When the governor of Vermont died unexpectedly in 1991, his part-time lieutenant governor suddenly found himself in the position of full-time chief executive. Howard Dean thereupon ended his medical practice and worked aggressively at governing for over a decade. Then he initiated a campaign for the presidency of the United States.

The first part of Winning Back America is an autobiographical sketch up to the time of his entrance to national politics, while the second describes his reasons for pursuing the Democratic nomination in the election scheduled for November of 2004. The book reflects his vigor, the firmness of his convictions, and his skill at enlisting an energetic cadre of political supporters who admired his determination to improve health care and his outspoken opposition to the war against Iraq.

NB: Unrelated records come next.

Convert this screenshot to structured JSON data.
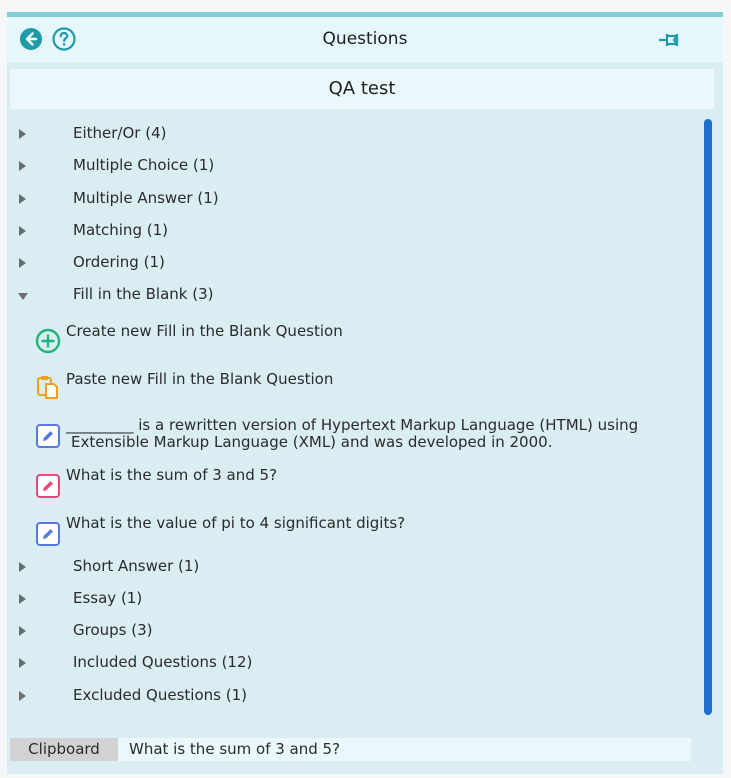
{
  "header": {
    "title": "Questions",
    "icons": [
      "back-arrow-icon",
      "help-icon",
      "pin-icon"
    ]
  },
  "subheader": {
    "title": "QA test"
  },
  "categories": [
    {
      "label": "Either/Or (4)",
      "expanded": false
    },
    {
      "label": "Multiple Choice (1)",
      "expanded": false
    },
    {
      "label": "Multiple Answer (1)",
      "expanded": false
    },
    {
      "label": "Matching (1)",
      "expanded": false
    },
    {
      "label": "Ordering (1)",
      "expanded": false
    },
    {
      "label": "Fill in the Blank (3)",
      "expanded": true
    },
    {
      "label": "Short Answer (1)",
      "expanded": false
    },
    {
      "label": "Essay (1)",
      "expanded": false
    },
    {
      "label": "Groups (3)",
      "expanded": false
    },
    {
      "label": "Included Questions (12)",
      "expanded": false
    },
    {
      "label": "Excluded Questions (1)",
      "expanded": false
    }
  ],
  "fill_in_blank": {
    "create_label": "Create new Fill in the Blank Question",
    "paste_label": "Paste new Fill in the Blank Question",
    "questions": [
      {
        "line1": "_________ is a rewritten version of Hypertext Markup Language (HTML) using",
        "line2": "Extensible Markup Language (XML) and was developed in 2000.",
        "icon_color": "#5b78e0"
      },
      {
        "line1": "What is the sum of 3 and 5?",
        "line2": "",
        "icon_color": "#e8467c"
      },
      {
        "line1": "What is the value of pi to 4 significant digits?",
        "line2": "",
        "icon_color": "#5b78e0"
      }
    ]
  },
  "clipboard": {
    "label": "Clipboard",
    "value": "What is the sum of 3 and 5?"
  },
  "colors": {
    "panel_bg": "#d9edf3",
    "header_bg": "#e6f7fb",
    "accent_top": "#86cfd9",
    "header_icon": "#1e9aa8",
    "scrollbar": "#1e6fd0",
    "create_icon": "#1fb87a",
    "paste_icon": "#f0a020"
  }
}
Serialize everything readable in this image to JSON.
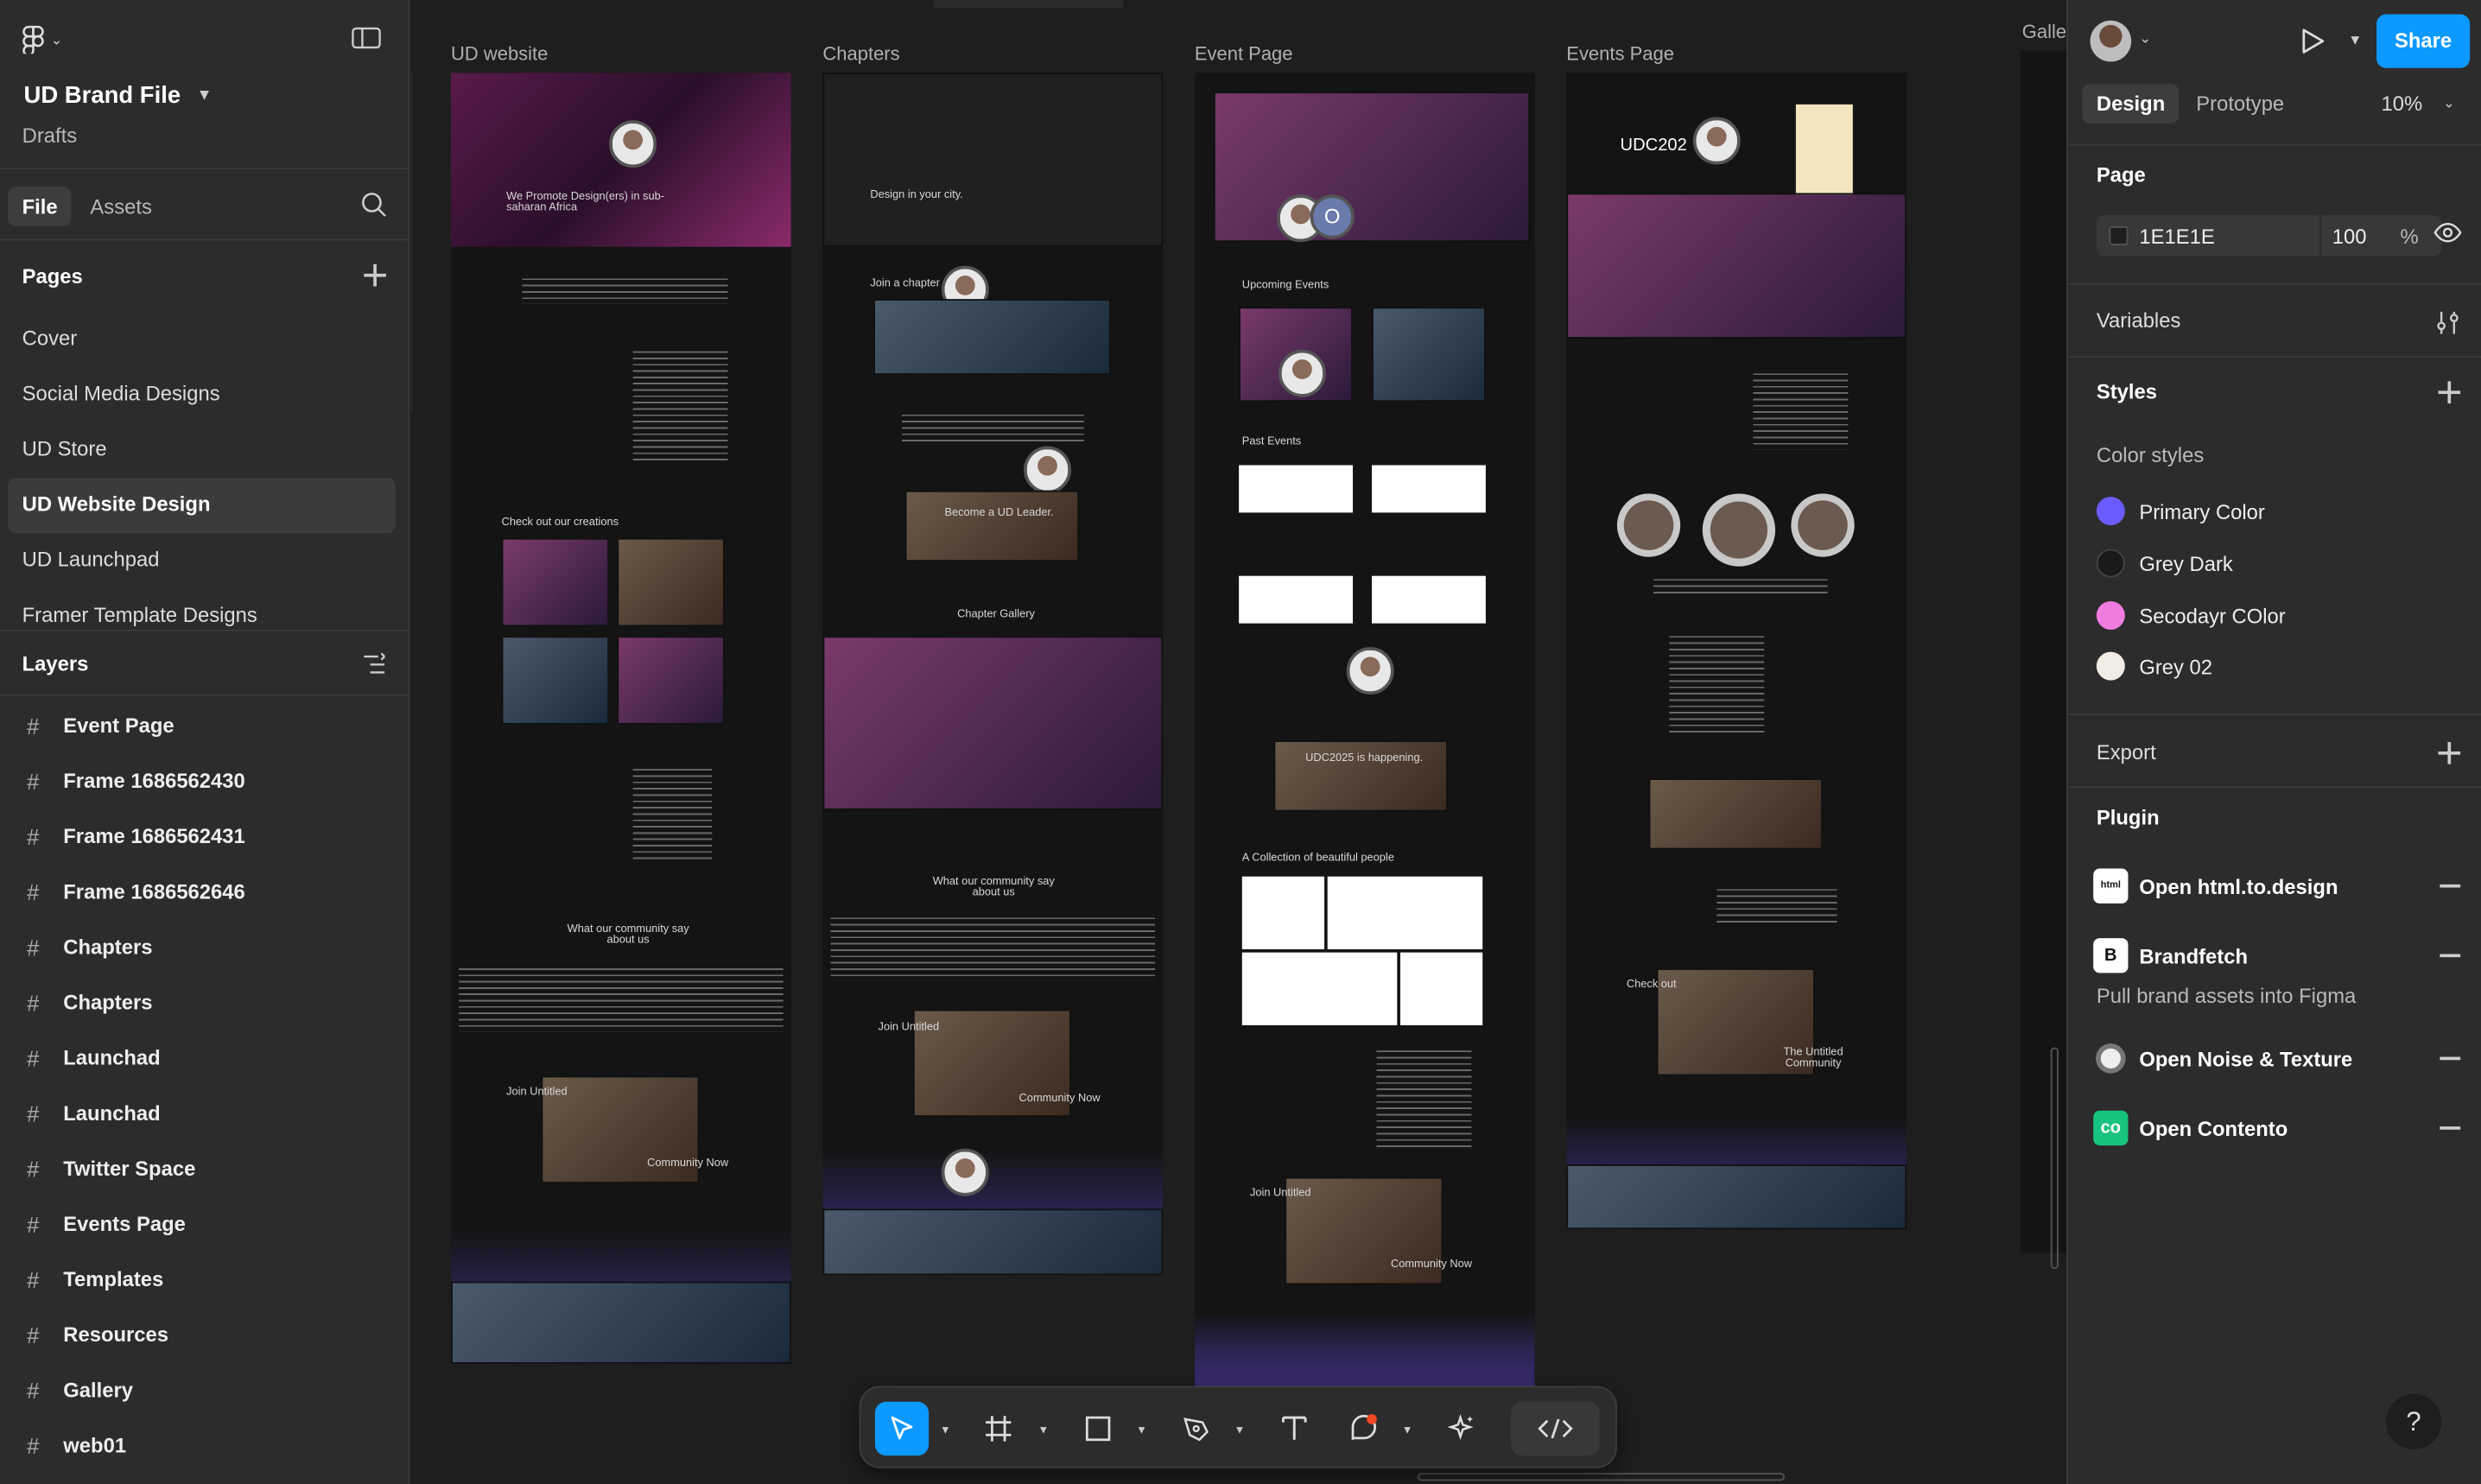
{
  "file": {
    "name": "UD Brand File",
    "location": "Drafts"
  },
  "left_tabs": {
    "file": "File",
    "assets": "Assets"
  },
  "pages": {
    "label": "Pages",
    "items": [
      "Cover",
      "Social Media Designs",
      "UD Store",
      "UD Website Design",
      "UD Launchpad",
      "Framer Template Designs"
    ],
    "active": "UD Website Design"
  },
  "layers": {
    "label": "Layers",
    "items": [
      "Event Page",
      "Frame 1686562430",
      "Frame 1686562431",
      "Frame 1686562646",
      "Chapters",
      "Chapters",
      "Launchad",
      "Launchad",
      "Twitter Space",
      "Events Page",
      "Templates",
      "Resources",
      "Gallery",
      "web01"
    ]
  },
  "canvas": {
    "frames": [
      {
        "label": "UD website"
      },
      {
        "label": "Chapters"
      },
      {
        "label": "Event Page"
      },
      {
        "label": "Events Page"
      }
    ],
    "cut_frame_label": "Galle",
    "frame_texts": {
      "ud_hero": "We Promote Design(ers) in sub-saharan Africa",
      "ud_creations": "Check out our creations",
      "ud_community": "What our community say about us",
      "ud_join": "Join Untitled",
      "ud_community_now": "Community Now",
      "ch_hero": "Design in your city.",
      "ch_join": "Join a chapter",
      "ch_leader": "Become a UD Leader.",
      "ch_gallery": "Chapter Gallery",
      "ch_community": "What our community say about us",
      "ch_join2": "Join Untitled",
      "ch_community_now": "Community Now",
      "ev_upcoming": "Upcoming Events",
      "ev_past": "Past Events",
      "ev_udc": "UDC2025 is happening.",
      "ev_collection": "A Collection of beautiful people",
      "ev_join": "Join Untitled",
      "ev_community_now": "Community Now",
      "eps_title": "UDC202",
      "eps_checkout": "Check out",
      "eps_untitled": "The Untitled Community"
    }
  },
  "toolbar": {
    "tools": [
      "move-tool",
      "frame-tool",
      "shape-tool",
      "pen-tool",
      "text-tool",
      "comment-tool",
      "actions-tool",
      "dev-mode-toggle"
    ],
    "active": "move-tool"
  },
  "right": {
    "share_label": "Share",
    "tabs": {
      "design": "Design",
      "prototype": "Prototype"
    },
    "zoom": "10%",
    "page": {
      "label": "Page",
      "fill_hex": "1E1E1E",
      "opacity": "100",
      "pct": "%"
    },
    "variables_label": "Variables",
    "styles_label": "Styles",
    "color_styles_label": "Color styles",
    "color_styles": [
      {
        "name": "Primary Color",
        "color": "#6b5cff"
      },
      {
        "name": "Grey Dark",
        "color": "#1a1a1a"
      },
      {
        "name": "Secodayr COlor",
        "color": "#f07ce0"
      },
      {
        "name": "Grey 02",
        "color": "#f2ede4"
      }
    ],
    "export_label": "Export",
    "plugin_label": "Plugin",
    "plugins": [
      {
        "name": "Open html.to.design",
        "icon": "html-to-design-icon"
      },
      {
        "name": "Brandfetch",
        "icon": "brandfetch-icon",
        "desc": "Pull brand assets into Figma"
      },
      {
        "name": "Open Noise & Texture",
        "icon": "noise-texture-icon"
      },
      {
        "name": "Open Contento",
        "icon": "contento-icon"
      }
    ],
    "help_label": "?"
  }
}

Depending primarily on the small donors whom his message excited, he used the Internet creatively to raise an impressive campaign chest and throughout most of 2003 led the large field of Democratic hopefuls.

Although one must look elsewhere for a full explanation of the ultimate failure of his presidential bid, this book provides insights into the precarious nature of his quest. The bold tone of his criticism of President George W. Bush’s foreign policy nevertheless reminds the reader of his own lack of experience in that realm. His campaign coincided with a period in which a substantial majority of Americans continued to express confidence of the president’s leadership. Compared to Dean’s strident criticisms of Bush on the campaign trail and in this book, the more cautious approach of his major Democratic rivals avoided alienating voters who remained willing to give the president the benefit of a doubt.

Like his campaign generally, however, his book is a lively one.